A decisão é o mais duro golpe decorrente da crise enfrentada há alguns meses pela Associação de Imprensa Estrangeira de Hollywood (HFPA, na sigla em inglês), responsável pelo prêmio. A emissora justificou a decisão dizendo não acreditar que a associação será capaz de executar a tempo as mudanças necessárias em resposta às acusações em torno da pouca (ou nenhuma) diversidade de seu corpo de integrantes. 

Entre os quase 90 membros atuais da associação, não há sequer uma pessoa negra, conforme revelou, em fevereiro passado, o Los Angeles Times. O jornal também apontou sérias questões éticas envolvendo a relação da HFPA com os estúdios, colocando em dúvida a lisura da premiação. Muitos dos membros votantes no prêmio recebiam benefícios de produtoras de filmes e séries concorrentes, conforme ficou demonstrado.

Um exemplo foi a viagem de 30 correspondentes, a convite da Paramount Network, para acompanhar filmagens da série “Emily em Paris”, na capital francesa, em 2019. Com despesas pagas pelo estúdio, eles foram hospedados em um hotel de luxo e tiveram acesso a outras benesses. 





Para surpresa da crítica internacional, a produção conhecida por seus clichês e amenidades acabou indicada ao Globo de Ouro em duas categorias, preterindo outros títulos considerados superiores até por uma integrante da equipe de “Emily em Paris”, que se disse constrangida com a situação.

SUBORNO

O Los Angeles Times citou outros episódios de possível compra de indicações ao prêmio e trouxe à tona casos do passado em que produções pouco cotadas acabaram favorecidas de forma suspeita. Não obstante, a 78ª edição da premiação foi realizada em 28 de fevereiro passado, dias depois da publicação da reportagem. 

Os prêmios principais ficaram com “Nomadland” (melhor filme de drama), “Borat: Fita de cinema seguinte” (melhor filme musical ou comédia) e “The crown” e “Schitt's creek”, como melhores séries dramática e de comédia, respectivamente. 

Embora tenha negado as acusações de corrupção, a associação anunciou,  uma semana depois da cerimônia, que tomaria medidas para ter uma representatividade mais ampla entre seus integrantes e para melhorar suas práticas administrativas. 

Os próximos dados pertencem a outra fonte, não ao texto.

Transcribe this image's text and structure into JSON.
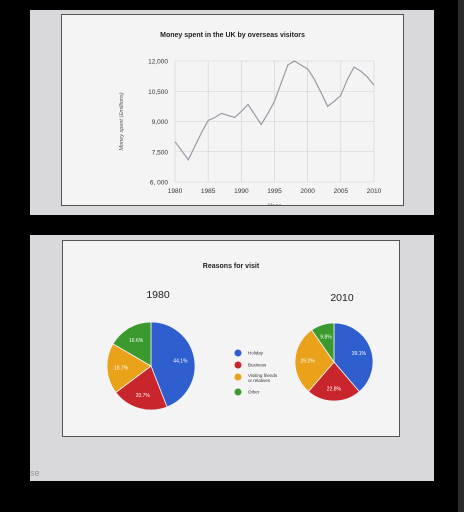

Um dos maiores especialistas em igualdade racial dos EUA, Shaun Harper foi contratado como consultor de diversidade estratégica. A empresa Ropes & Gray assumiu a consultoria jurídica, com o objetivo de fazer uma “revisão abrangente das políticas do HFPA”. No comunicado, a entidade afirmou “compreender a importância de construir uma organização mais inclusiva e de nos tornarmos mais transparentes em nossas operações”.

Harper, no entanto, rapidamente anunciou sua saída, dizendo não ter confiança na possibilidade de executar a transformação necessária na estrutura da organização. Da parte de Hollywood, a pressão sobre a HFPA continuou aumentando. 

Um grupo formado por 100 das maiores agências de artistas nos EUA e na Europa sinalizou em 15 de março que haveria boicote ao prêmio caso medidas mais contundentes não fossem adotadas. 

Em carta aberta, o grupo fez um apelo para a associação erradicar “a prática generalizada de comportamento discriminatório, não profissional, impropriedade ética e suposta corrupção financeira endêmica da HFPA, financiada pela Dick Clark Productions, MRC, NBCUniversal e Comcast”, envolvendo, portanto, os parceiros da entidade na realização do prêmio.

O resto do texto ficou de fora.